By Denny Gulino
WASHINGTON (MNI) – The perhaps least-desired Washington honor was
bestowed on eight financial market firms Wednesday, all of which will
now face additional risk management requirements compliments of the
nation’s new most powerful financial regulatory presence, the Financial
Stability Oversight Council.
As the group’s meeting began Wednesday afternoon, the firms had not
yet been informed that they are now officially designated as
systemically important, bringing them into the regulatory spotlight in a
way that could prove to be expensive.
Although some financial market and services firms are so dominant
that they cannot avoid the so-called SIFI designation, many on the
borderline would rather escape the new title since it brings with it the
need for costly risk management and in some cases, extra capital
buffers.
The firms are only the first to be so designated and the eventual
list will include the obvious and some not-so-obvious financial services
companies, whether they are banks or non-banks such as insurance
companies, hedge funds, asset management firms and up-to-now unregulated
money funds.
“As we approach the anniversary of the Dodd-Frank Wall Street
Reform and Consumer Protection Act this Saturday, it is worth
remembering why these reforms are so important,” FSOC Chairman Tim
Geithner said to his peers on the Council — which includes the head of
every financial market regulatory agency in Washington.
“If you need a reminder of why these reforms are important, then
take a moment to reflect on the number of people still out of work, at
risk of losing their home, or struggling to finance a growing small
business,” Geithner said. “And if those reminders are not enough,
consider the failures of MF Global and Peregrine Financial, the risk
management failures at JPMorgan, the abuses surrounding LIBOR, or the
financial threats from Europe. This work is not done.”
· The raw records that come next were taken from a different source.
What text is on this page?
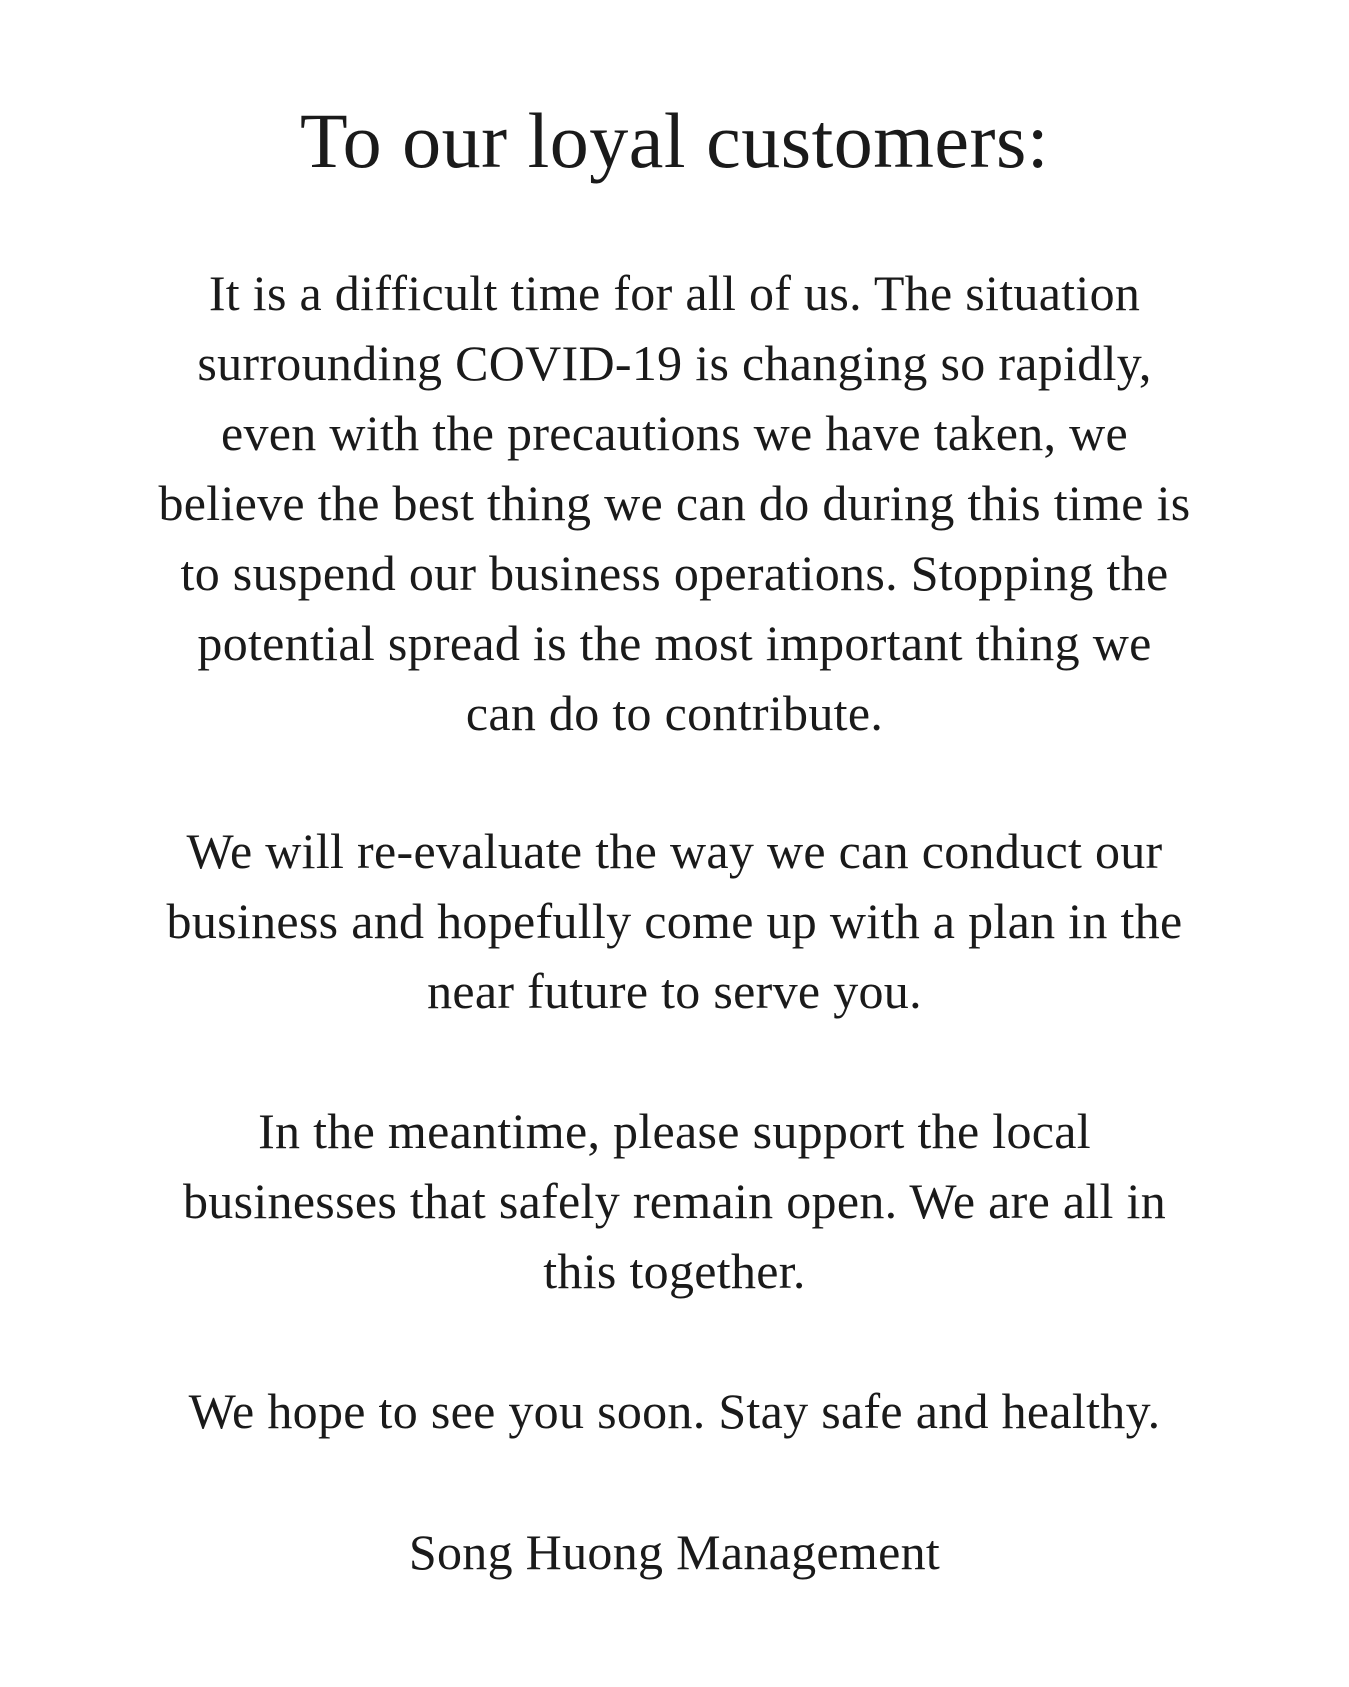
To our loyal customers:

It is a difficult time for all of us. The situation
surrounding COVID-19 is changing so rapidly,
even with the precautions we have taken, we
believe the best thing we can do during this time is
to suspend our business operations. Stopping the
potential spread is the most important thing we
can do to contribute.

We will re-evaluate the way we can conduct our
business and hopefully come up with a plan in the
near future to serve you.

In the meantime, please support the local
businesses that safely remain open. We are all in
this together.

We hope to see you soon. Stay safe and healthy.

Song Huong Management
Geithner gave SEC Chairman Mary Schapiro a platform from which to
promote her recommendations for money market fund reforms, proposals
which have split the Commission. They are still vulnerable to “cascading
failures” and the Commission, she said, is studying the issue closely.
Both Geithner and Federal Reserve Chairman Ben Bernanke followed up
with their endorsements of her efforts to devise a rule imposing changes
on the funds to put out for comment.
The Council approved its annual report, the eight designations and
its recommendations for contingent capital buffers in both closed and
open sessions. Additional details are being withheld from publication by
the Treasury Department until 16:00 ET.